Zonder overdrijven kunnen we stellen dat de sportieve prestaties in het competitieseizoen 2010/2011 bepaald niet zijn tegengevallen. Weer de nodige kampioenen, geen degradanten en het volgend seizoen tien landelijke teams. De Sporttechnische Commissie en de trainers, maar vanzelfsprekend ook de spelers, verdienen een pluim.

Voor Dekker Almere en Forza Almere is de competitie overigens nog niet afgelopen. Dekker Almere heeft nog twee wedstrijden te gaan in de reguliere eredivisiecompetitie en kan zich vervolgens voorbereiden op de play-offwedstrijden. De play-offs halen was de doelstelling en dat is gelukt.
Forza Almere zal het kampioenschap in de eerste divisie van 2009/2010 niet continueren met een kampioenschap in 2010/2011, na de billenkoekwedstrijd tegen Van Zundert Velo-3. Maar dat was ook niet de doelstelling, dus met een tweede plek wordt er ook een mooi resultaat bereikt.

Het vertrek van Otto van Stenus kan een aderlating voor de vereniging worden genoemd. Niet alleen voor wat de functie van voorzitter van de Sporttechnische Commissie betreft, maar ik zie in Otto nog altijd mijn ideale opvolger.

Naar ik heb begrepen worden dit jaar voor het laatst de Satellitetoernooien georganiseerd in de huidige vorm. Het aantal Satellitetoernooien wordt teruggebracht tot naar ik meen zes en ze gaan met ingang van het nieuwe seizoen als Masterstoernooien door het leven. Ook wordt het prijzengeld voor de deelnemers verhoogd. Doelstellingen zullen wel zijn een verdere professionalisering van de toernooien en een kwaliteitsimpuls. Maar als ik naar de data kijk waarop de toernooien volgend seizoen worden gehouden, dan vraag ik mij af of de toppers nog wel naar de Masterstoernooien zullen komen. Er is altijd wel gelijktijdig een toernooi in het buitenland en we weten allemaal hoe het tegenwoordig gaat, het verdienen van punten op de ranking is het belangrijkste geworden voor de deelnemers. Ik vraag mij derhalve af of die kwaliteitsimpuls voor de Masterstoernooien er wel komt. Soms heb ik als eenvoudig voorzitter van een kleine vereniging mijn bedenkingen. Wellicht is het organiseren van een gezellig toernooi voor landelijke en regionale spelers zo langzamerhand wel te verkiezen boven prestigieuze Masterstoernooien, waar de Nationale seleciespelers toch verstek zullen laten gaan.
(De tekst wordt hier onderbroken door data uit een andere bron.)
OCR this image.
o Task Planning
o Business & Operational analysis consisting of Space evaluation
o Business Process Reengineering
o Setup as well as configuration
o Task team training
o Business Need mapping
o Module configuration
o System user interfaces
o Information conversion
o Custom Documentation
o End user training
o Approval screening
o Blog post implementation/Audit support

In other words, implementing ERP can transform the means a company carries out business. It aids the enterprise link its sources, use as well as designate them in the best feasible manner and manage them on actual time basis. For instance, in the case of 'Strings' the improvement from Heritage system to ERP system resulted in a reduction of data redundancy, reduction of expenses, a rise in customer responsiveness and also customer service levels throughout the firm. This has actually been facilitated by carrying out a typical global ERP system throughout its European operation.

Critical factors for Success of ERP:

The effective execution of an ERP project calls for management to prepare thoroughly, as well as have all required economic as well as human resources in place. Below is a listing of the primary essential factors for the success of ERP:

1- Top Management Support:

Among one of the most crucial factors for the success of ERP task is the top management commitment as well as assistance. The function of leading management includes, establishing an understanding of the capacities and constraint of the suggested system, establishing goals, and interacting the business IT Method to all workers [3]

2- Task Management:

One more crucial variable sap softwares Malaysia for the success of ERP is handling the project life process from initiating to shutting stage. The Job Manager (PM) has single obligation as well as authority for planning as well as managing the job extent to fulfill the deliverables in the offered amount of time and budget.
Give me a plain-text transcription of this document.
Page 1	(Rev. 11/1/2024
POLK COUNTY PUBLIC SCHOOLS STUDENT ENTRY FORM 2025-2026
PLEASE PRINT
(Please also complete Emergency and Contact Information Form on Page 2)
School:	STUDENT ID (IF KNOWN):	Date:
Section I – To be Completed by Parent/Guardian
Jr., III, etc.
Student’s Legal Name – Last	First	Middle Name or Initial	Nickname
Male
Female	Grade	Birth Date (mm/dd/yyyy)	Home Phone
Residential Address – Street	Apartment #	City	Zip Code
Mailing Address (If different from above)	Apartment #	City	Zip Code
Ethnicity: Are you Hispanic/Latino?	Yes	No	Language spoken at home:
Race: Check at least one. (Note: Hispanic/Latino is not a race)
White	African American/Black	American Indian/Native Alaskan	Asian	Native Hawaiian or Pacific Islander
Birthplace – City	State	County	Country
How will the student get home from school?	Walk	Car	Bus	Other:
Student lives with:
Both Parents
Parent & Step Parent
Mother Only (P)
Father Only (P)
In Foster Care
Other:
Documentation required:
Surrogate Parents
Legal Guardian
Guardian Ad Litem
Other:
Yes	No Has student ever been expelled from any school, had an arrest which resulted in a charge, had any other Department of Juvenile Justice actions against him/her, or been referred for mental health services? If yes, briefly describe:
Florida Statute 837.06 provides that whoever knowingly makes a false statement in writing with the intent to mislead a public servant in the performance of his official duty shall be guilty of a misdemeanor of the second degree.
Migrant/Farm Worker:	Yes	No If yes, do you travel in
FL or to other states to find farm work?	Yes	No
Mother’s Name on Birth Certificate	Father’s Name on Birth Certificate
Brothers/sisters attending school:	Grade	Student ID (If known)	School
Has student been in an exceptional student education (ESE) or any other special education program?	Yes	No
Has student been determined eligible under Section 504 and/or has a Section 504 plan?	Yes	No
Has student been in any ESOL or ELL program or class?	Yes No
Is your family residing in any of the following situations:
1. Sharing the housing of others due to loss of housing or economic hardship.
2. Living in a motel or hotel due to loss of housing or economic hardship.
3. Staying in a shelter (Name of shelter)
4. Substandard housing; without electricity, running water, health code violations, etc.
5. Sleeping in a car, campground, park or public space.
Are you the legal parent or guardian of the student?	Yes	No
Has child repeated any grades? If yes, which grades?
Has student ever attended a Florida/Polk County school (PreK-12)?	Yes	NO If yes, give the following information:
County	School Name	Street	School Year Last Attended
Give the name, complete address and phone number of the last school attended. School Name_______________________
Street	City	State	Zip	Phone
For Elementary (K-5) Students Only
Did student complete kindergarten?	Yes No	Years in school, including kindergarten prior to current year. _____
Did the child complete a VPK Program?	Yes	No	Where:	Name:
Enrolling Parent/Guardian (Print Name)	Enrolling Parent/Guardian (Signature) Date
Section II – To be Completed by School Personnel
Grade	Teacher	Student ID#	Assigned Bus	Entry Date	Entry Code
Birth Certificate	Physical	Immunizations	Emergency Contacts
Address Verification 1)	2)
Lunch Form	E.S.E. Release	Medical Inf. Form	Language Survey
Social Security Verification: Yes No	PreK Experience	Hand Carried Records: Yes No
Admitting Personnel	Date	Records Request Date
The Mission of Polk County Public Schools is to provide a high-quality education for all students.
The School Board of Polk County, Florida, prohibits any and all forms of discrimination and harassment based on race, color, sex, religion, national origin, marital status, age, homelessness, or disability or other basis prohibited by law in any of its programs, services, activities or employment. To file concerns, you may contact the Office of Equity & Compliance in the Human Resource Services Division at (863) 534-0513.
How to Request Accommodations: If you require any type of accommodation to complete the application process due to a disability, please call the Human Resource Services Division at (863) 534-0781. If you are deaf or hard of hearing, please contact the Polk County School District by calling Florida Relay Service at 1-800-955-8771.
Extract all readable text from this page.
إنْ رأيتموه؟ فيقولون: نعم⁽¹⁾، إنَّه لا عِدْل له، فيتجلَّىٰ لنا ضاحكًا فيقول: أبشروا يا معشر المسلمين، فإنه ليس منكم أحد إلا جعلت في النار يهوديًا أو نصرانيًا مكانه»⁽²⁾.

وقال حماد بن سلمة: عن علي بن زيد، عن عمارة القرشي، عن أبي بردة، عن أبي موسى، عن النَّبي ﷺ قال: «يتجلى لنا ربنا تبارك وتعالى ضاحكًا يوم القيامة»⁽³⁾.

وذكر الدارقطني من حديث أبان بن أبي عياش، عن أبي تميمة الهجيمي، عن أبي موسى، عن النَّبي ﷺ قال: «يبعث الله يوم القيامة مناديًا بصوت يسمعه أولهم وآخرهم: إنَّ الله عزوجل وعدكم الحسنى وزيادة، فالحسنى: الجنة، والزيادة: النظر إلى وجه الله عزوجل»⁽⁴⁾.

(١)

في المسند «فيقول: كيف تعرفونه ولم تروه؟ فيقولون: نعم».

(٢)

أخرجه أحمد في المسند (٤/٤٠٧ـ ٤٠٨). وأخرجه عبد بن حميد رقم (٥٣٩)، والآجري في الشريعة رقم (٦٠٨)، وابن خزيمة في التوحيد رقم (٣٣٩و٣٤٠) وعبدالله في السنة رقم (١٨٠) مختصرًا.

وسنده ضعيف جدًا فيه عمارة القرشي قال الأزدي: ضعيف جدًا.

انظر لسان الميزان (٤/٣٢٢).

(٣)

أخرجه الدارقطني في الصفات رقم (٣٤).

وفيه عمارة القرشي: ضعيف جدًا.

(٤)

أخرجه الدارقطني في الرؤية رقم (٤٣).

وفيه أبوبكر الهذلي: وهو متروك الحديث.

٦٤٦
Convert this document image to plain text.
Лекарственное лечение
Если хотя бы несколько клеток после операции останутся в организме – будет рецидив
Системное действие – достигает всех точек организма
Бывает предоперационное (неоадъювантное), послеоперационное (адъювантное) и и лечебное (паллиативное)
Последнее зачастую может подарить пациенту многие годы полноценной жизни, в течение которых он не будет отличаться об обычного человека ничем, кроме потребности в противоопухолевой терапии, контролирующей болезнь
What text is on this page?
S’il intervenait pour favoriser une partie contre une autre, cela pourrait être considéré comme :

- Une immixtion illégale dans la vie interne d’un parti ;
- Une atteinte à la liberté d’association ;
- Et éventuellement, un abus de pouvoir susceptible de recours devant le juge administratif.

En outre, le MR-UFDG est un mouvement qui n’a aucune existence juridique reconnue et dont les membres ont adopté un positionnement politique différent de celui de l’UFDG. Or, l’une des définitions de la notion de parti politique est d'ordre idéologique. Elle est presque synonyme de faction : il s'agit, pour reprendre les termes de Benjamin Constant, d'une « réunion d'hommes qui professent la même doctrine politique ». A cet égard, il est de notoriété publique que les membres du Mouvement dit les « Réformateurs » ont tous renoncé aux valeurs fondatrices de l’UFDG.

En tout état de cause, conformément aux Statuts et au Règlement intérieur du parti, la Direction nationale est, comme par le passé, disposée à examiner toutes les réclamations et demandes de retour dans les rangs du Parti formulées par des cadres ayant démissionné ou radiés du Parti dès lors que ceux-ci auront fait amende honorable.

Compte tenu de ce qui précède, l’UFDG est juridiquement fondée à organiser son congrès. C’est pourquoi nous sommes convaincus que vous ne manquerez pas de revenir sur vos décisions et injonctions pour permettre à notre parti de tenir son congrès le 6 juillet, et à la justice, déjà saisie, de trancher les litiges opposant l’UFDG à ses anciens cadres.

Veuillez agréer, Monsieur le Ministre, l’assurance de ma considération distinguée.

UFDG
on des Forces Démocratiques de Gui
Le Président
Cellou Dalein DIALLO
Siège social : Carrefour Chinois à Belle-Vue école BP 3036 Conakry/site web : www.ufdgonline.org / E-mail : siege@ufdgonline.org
En als we het dan toch over onze nationale selectiespelers hebben, nog even het volgende. Via, via hoorde ik dat er op 8 februari 2011 een toelichtingsbijeenkomst is geweest voor de spelers naar aanleiding van de afspraken die in het LCW-overleg van 25 januari 2011 tussen clubs en Badminton Nederland zijn gemaakt. Eén van de spelers heeft vervolgens één en ander op een A4-tje gezet. Alleen maar goed, dunkt mij. Toch stak mij de laatste alinea van dit verslagje. Nu weet ik niet of de vertegenwoordigers van Badminton Nederland het zo gezegd hebben of dat het een interpretatie is van de opsteller van het A4-tje, maar het luidt in ieder geval als volgt.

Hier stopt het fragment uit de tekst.